The pacing is slow and deliberate, and I honestly loved that about it. Scenes stretch out longer than feels comfortable. People sit in silence. Conversations drift and end without resolution. At first it almost feels like nothing is happening. But that is the point. When you are depressed or burned out or carrying something you cannot fully process, life does not move in dramatic beats. It feels stalled. Days blur together. Time passes but you do not feel different. The film captures that feeling so accurately it almost hurts.

Absence as a Powerful Choice

One of the most powerful choices is how the film handles the assault itself. We do not see it. Instead, the camera stays on the house as light shifts and time passes. That absence says everything. It refuses to turn trauma into something visual for us to consume. It makes the focus about what comes after. The house feels changed. The air feels heavier. By not showing the event, the film makes you sit with the aftermath instead, which is where Agnes is trapped.

Agnes as a character feels so real to me. She is a young professor, intelligent and capable, but also withdrawn and clearly exhausted. Early adulthood is supposed to be this time of momentum. You are building your career. You are figuring yourself out. You are moving forward. But what happens when something stops you in your tracks? What happens when everyone else keeps progressing and you feel frozen? That tension runs through the entire film.

Her friendship with Lydie makes that even clearer. Lydie loves her. She shows up. She tries. But there are still gaps between them. There are conversations that almost get somewhere and then stop. That awkwardness felt painfully honest. Sometimes support exists, but it does not magically fix anything. Sometimes you cannot even explain what you need.

A Small Shift Toward Connection

And then there is the ending scene with Agnes and Jane, which completely stayed with me. Jane’s presence feels gentle and cautious, like someone stepping into a space that has been damaged. The way Agnes interacts with her is different. There is still hesitation, still fear, but there is also this tiny shift. Not a full transformation. Not a sudden healing. Just a small opening.

When Agnes says something like, “I know bad things will happen to you,” it feels devastating but also strangely protective. She is not being cynical for the sake of it. She is being honest about the world as she now understands it. Bad things do happen. They are not rare. They are not reserved for certain people. In that moment, it feels like she is acknowledging that pain is unavoidable, but so is connection. She cannot promise safety. She cannot promise that everything will be fine. But she is still there. She is still trying.

That scene meant so much in the context of the film because it is the first time it feels like Agnes is letting someone stand beside her in the aftermath instead of just observing her from a distance. The film does not give us a grand speech about healing. It does not show her suddenly cured. Instead, it offers something smaller and more believable. The possibility that even knowing how fragile everything is, you might still choose to care.

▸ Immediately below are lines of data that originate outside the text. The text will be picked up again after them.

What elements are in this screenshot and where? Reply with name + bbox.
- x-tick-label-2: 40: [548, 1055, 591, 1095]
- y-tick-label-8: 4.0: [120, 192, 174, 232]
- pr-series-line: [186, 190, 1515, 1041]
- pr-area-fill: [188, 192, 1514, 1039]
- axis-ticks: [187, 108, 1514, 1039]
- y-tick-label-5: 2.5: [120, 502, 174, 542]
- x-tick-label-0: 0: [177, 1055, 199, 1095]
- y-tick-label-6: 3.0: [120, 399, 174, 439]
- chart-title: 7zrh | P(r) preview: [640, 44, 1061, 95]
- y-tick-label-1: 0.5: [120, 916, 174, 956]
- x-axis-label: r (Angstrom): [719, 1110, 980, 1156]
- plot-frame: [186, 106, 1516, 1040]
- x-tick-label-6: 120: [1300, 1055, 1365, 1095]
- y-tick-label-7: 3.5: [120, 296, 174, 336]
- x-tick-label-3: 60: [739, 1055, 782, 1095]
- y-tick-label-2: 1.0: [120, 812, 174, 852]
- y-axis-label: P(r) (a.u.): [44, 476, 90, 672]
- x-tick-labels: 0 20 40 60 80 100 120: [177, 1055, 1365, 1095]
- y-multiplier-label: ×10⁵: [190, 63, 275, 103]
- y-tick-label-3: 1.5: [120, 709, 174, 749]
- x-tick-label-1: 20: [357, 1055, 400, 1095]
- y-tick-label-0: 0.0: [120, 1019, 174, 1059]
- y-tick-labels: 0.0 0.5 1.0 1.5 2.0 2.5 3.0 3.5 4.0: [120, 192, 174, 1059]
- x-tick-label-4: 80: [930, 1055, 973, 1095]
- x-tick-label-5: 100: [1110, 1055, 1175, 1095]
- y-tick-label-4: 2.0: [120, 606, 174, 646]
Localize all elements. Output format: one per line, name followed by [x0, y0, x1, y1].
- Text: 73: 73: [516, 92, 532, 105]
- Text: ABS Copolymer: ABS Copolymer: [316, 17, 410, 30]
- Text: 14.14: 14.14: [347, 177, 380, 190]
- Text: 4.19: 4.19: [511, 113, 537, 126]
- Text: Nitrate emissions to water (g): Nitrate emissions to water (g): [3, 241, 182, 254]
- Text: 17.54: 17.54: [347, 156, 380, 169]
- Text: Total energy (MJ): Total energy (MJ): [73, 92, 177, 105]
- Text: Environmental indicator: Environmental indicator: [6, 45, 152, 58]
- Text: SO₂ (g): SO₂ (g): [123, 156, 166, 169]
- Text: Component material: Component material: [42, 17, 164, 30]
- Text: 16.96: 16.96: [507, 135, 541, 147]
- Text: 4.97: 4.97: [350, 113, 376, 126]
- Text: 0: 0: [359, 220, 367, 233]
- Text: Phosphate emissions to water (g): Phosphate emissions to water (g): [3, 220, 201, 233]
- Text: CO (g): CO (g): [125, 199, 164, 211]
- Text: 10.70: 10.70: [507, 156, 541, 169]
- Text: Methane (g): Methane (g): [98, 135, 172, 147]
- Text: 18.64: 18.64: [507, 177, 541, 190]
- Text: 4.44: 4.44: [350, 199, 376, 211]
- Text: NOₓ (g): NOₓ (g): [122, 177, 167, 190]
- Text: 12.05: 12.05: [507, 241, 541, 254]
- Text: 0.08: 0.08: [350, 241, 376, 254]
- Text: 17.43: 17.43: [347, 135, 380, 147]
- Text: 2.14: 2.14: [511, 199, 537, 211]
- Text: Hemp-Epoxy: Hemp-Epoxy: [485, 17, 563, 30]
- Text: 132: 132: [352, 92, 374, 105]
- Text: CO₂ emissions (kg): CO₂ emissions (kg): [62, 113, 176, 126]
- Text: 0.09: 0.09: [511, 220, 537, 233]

The visual style throughout supports all of this. The muted colors, the soft lighting, the camera that often keeps its distance. We are not pushed into dramatic close ups to tell us when to cry. We are asked to watch. To notice. To sit in the stillness. That restraint makes the emotional moments feel earned rather than forced.

Conclusion

What I admire most about Sorry, Baby is that it refuses to turn suffering into spectacle. Agnes is not inspirational because she overcomes her trauma in a clean arc. She is human because she does not. She keeps going in uneven, quiet ways. The film understands that sometimes surviving is not loud. Sometimes it looks like grading papers. Like eating a sandwich with a stranger. Like letting our closest friend visit even when you do not know what to say.

By the end, nothing is neatly resolved. The pain has not disappeared. But something has shifted. There is a subtle sense that life will continue, not because everything is fixed, but because it always does. And maybe that is what the film is really saying. That living with what goes unsaid is still living. That even after “the bad thing,” there can be moments of softness, of connection, of trying again.

As a 22 year old watching this, it felt incredibly validating. Early adulthood is not always bright and full of momentum. Sometimes it is confusing and heavy and isolating. Sorry, Baby does not try to solve that. It just lets it exist. And in doing that, it made me feel seen in a way louder films rarely do.